From New Zealand, Oasis Engineering Co. has a new high-speed CNG fueling technology, the “ultra fast fill system.” The key is its breakaway coupler, which is an upgraded version of an older model designed to speed up CNG fueling and do it more safely, according to company officials.

The coupler is the link between the fuel-supplying CNG compression equipment and the vehicle fuel-handling system, and its breakaway aspect allows for a safe end to the fueling if a vehicle operator inadvertently pulls away from the station without decoupling the hose.

“Applications include high-flow CNG systems, such as virtual pipeline transport trailers and bulk storage, as well as CNG load/unload,” according to the Oasis product description. The product is part of the Oasis fast-fill CNG fueling system complete with compressors, storage and dispensers.

In the United States, Nebraska-based Hexagon Lincoln rolled out an all-composite CNG fuel cylinder (the Type IV), its largest yet at 27 inches in diameter, offering 160 diesel-gallon-equivalent capacity. It is now being promoted by Agility Fuel Systems, the tank-maker said.

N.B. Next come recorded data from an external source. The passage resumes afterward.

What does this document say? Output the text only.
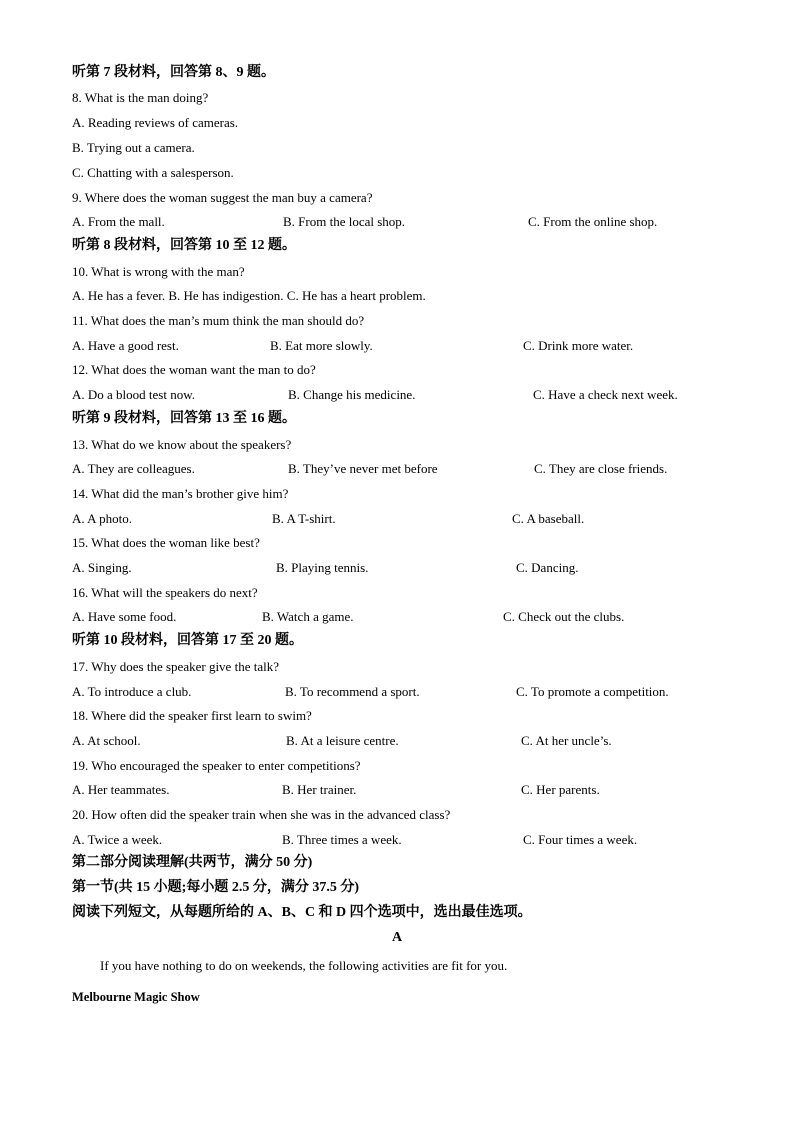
听第 7 段材料，回答第 8、9 题。
8. What is the man doing?
A. Reading reviews of cameras.
B. Trying out a camera.
C. Chatting with a salesperson.
9. Where does the woman suggest the man buy a camera?
A. From the mall.	B. From the local shop.	C. From the online shop.
听第 8 段材料，回答第 10 至 12 题。
10. What is wrong with the man?
A. He has a fever. B. He has indigestion. C. He has a heart problem.
11. What does the man’s mum think the man should do?
A. Have a good rest.	B. Eat more slowly.	C. Drink more water.
12. What does the woman want the man to do?
A. Do a blood test now.	B. Change his medicine.	C. Have a check next week.
听第 9 段材料，回答第 13 至 16 题。
13. What do we know about the speakers?
A. They are colleagues.	B. They’ve never met before	C. They are close friends.
14. What did the man’s brother give him?
A. A photo.	B. A T-shirt.	C. A baseball.
15. What does the woman like best?
A. Singing.	B. Playing tennis.	C. Dancing.
16. What will the speakers do next?
A. Have some food.	B. Watch a game.	C. Check out the clubs.
听第 10 段材料，回答第 17 至 20 题。
17. Why does the speaker give the talk?
A. To introduce a club.	B. To recommend a sport.	C. To promote a competition.
18. Where did the speaker first learn to swim?
A. At school.	B. At a leisure centre.	C. At her uncle’s.
19. Who encouraged the speaker to enter competitions?
A. Her teammates.	B. Her trainer.	C. Her parents.
20. How often did the speaker train when she was in the advanced class?
A. Twice a week.	B. Three times a week.	C. Four times a week.
第二部分阅读理解(共两节，满分 50 分)
第一节(共 15 小题;每小题 2.5 分，满分 37.5 分)
阅读下列短文，从每题所给的 A、B、C 和 D 四个选项中，选出最佳选项。
A
If you have nothing to do on weekends, the following activities are fit for you.
Melbourne Magic Show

Originally unveiled last fall, the new tank was developed in less than a year through a Hexagon-Agility joint venture. Agility also said it is pursuing a $7.5 million factory in Salisbury, NC, to make its CNG systems, including the Hexagon Lincoln tanks. Whether the tank production will be at that site is still to be determined, according to Hexagon Vice President Chet Dawes.

In Houston, two CNG fueling station advances were announced in mid-February: a Freedom CNG GE station set for north Houston and an agreement between Oklahoma City-based Sparq Natural Gas and convenience store operator Express Fuel Products for another CNG station in north Houston.

CenterPoint Energy will supply the natural gas to both facilities. Freedom CNG’s facility will be a public-access station, opening in the third quarter. Houston Metro is buying 150 CNG buses, and at least 83 of them are slated to be fueled at the facility.

Using the General Electric “CNG in a Box” fueling system, Sparq said a Valero station in north Houston will be its first station opened with Express Fuel. GE’s CNG system will include remote monitoring, service and maintenance support. Sparq said it is using Nevada-based Valley Civil Design Group to do site planning, design and engineering and Oklahoma-based NGV Construction to build the station, which will aim at the work truck and medium-duty NGV market.

Separately, as another indication of the momentum continuing in the NGV sector, Ryder System Inc., a major user of NGVs and alternative fuels, said it will train all of its more than 6,000 maintenance/service employees in NGV technology. “The program will provide the company’s technician workforce with knowledge of all NGV platforms and configurations,” Ryder said.